Despite these advancements, most word embedding techniques share a common problem in that each word must encode all of its potential meanings into a single vector.
This technique is inspired by the work of Huang et al. (2012), which uses a multi-prototype neural vector-space model that clusters contexts to generate prototypes. Given a pre-trained word embedding model, each context embedding is generated by computing a weighted sum of the words in the context (weighted by tf-idf). Then, for each term, the associated context embeddings are clustered. The clusters are used to re-label each occurrence of each word in the corpus. Once these terms have been re-labeled with the cluster’s number, a new word model is trained on the labeled embeddings (with a different vector for each) generating the word-sense embeddings.

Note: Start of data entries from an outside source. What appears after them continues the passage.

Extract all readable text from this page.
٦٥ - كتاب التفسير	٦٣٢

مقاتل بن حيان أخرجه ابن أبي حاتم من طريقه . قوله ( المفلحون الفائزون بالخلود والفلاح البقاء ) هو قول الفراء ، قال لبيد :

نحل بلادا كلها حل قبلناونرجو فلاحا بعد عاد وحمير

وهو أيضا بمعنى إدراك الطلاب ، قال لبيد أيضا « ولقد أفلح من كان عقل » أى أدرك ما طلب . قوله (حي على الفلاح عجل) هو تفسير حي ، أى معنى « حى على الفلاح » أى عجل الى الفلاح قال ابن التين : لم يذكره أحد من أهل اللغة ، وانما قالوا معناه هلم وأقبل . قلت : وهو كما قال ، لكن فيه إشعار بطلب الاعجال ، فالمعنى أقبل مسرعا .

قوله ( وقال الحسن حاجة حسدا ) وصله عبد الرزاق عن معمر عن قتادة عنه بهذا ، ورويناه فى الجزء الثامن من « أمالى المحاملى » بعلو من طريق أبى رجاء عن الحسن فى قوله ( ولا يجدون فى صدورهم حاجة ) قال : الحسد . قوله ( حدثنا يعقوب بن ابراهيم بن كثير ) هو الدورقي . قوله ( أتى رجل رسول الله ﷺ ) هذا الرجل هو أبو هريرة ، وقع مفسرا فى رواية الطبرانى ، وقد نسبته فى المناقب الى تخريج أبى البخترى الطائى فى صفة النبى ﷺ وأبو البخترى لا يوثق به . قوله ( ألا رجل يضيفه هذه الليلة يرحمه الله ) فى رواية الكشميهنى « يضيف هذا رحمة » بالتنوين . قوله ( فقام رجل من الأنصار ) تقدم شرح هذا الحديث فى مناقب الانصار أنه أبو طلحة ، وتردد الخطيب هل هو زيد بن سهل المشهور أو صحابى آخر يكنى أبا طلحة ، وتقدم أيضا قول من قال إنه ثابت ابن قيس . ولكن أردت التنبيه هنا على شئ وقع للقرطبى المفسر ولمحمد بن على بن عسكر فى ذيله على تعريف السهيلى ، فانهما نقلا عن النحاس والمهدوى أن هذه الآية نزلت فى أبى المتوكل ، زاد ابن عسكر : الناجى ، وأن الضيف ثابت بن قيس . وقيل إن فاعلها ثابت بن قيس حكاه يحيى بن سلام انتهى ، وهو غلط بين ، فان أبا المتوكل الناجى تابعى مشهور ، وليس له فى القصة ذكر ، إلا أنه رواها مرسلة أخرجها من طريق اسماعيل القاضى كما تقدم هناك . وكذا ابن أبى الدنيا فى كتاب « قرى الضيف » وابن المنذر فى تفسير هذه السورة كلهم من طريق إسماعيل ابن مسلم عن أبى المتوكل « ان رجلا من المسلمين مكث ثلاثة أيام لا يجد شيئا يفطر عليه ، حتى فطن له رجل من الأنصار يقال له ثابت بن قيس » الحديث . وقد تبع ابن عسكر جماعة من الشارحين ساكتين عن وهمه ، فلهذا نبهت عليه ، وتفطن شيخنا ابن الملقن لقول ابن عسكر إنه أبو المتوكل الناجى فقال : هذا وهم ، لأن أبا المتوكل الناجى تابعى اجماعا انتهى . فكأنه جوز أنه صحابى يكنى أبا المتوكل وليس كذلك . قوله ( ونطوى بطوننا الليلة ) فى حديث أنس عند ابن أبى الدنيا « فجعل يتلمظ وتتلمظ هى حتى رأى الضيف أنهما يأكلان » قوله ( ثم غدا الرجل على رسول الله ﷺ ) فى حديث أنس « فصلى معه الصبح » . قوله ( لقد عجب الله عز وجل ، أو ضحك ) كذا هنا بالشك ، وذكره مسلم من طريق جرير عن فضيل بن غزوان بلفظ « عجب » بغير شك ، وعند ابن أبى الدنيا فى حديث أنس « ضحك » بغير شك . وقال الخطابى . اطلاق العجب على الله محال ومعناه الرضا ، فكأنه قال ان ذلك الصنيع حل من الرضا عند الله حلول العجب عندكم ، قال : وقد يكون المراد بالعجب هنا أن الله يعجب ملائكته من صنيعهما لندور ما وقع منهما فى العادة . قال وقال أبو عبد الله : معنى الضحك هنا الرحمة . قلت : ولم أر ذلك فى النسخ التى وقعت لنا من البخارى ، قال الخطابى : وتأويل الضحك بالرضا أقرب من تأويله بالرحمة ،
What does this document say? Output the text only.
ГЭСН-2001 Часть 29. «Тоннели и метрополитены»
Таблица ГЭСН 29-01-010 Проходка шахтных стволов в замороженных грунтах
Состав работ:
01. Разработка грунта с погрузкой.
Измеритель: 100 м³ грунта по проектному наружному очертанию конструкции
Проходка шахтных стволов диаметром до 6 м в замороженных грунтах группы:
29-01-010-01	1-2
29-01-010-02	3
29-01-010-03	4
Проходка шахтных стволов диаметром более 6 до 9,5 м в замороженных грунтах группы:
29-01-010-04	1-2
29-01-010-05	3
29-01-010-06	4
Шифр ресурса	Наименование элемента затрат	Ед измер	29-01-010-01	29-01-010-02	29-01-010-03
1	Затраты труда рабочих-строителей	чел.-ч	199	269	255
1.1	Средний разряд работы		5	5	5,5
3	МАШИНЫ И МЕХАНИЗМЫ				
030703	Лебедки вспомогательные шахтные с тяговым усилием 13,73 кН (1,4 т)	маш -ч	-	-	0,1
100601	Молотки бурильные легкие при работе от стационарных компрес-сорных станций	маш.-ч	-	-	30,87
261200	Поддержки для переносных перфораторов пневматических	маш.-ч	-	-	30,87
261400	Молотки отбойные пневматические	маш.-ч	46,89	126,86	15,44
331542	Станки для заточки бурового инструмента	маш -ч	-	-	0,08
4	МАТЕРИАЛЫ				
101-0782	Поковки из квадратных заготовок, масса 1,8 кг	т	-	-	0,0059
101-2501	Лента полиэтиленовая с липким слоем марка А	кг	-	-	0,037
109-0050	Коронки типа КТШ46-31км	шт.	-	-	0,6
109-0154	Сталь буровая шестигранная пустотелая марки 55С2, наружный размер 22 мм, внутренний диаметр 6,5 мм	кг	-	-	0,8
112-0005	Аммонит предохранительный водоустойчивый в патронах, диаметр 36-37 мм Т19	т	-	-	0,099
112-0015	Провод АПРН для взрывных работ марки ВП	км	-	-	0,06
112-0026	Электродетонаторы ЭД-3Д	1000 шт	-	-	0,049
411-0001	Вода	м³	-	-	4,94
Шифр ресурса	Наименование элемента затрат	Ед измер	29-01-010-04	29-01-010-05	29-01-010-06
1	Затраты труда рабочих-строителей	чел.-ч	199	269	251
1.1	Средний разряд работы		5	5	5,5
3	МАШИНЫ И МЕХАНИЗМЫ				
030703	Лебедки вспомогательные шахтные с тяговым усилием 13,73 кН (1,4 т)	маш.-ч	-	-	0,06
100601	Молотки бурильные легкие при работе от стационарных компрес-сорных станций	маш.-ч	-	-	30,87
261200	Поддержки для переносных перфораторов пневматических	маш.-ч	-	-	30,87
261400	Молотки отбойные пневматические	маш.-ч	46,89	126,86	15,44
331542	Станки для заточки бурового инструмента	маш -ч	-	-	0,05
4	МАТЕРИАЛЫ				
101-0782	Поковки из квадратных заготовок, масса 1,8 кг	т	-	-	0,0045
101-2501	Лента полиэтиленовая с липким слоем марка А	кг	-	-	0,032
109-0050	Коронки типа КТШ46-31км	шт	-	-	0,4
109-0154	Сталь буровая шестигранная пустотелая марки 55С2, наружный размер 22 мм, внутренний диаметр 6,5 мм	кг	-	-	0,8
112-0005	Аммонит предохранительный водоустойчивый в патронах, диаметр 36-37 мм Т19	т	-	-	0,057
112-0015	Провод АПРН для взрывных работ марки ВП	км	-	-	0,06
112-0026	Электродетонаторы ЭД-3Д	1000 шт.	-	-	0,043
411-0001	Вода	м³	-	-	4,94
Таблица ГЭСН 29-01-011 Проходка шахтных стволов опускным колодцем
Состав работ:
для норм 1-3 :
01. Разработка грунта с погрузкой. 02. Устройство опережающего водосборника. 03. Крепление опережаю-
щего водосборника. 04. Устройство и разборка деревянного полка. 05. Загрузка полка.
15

We expand on the work of Huang et al. (2012) by leveraging supervised NLP labels instead of unsupervised clusters to determine a particular word nstance’s sense. This eliminates the need to train embeddings multiple times, eliminates the need for a clustering step, and creates an efficient method by which a supervised classifier may consume the appropriate word-sense embedding.
Given a labeled corpus (either by hand or by a model) with one or more labels per word, the sense2vec model first counts the number of uses (where a unique word maps set of one or more labels/uses) of each word and generates a random ”sense embedding” for each use. A model is then trained using either the CBOW, Skip-gram, or Structured Skip-gram model onfigurations. Instead of predicting a token given surrounding tokens, this model predicts a word sense given surrounding senses.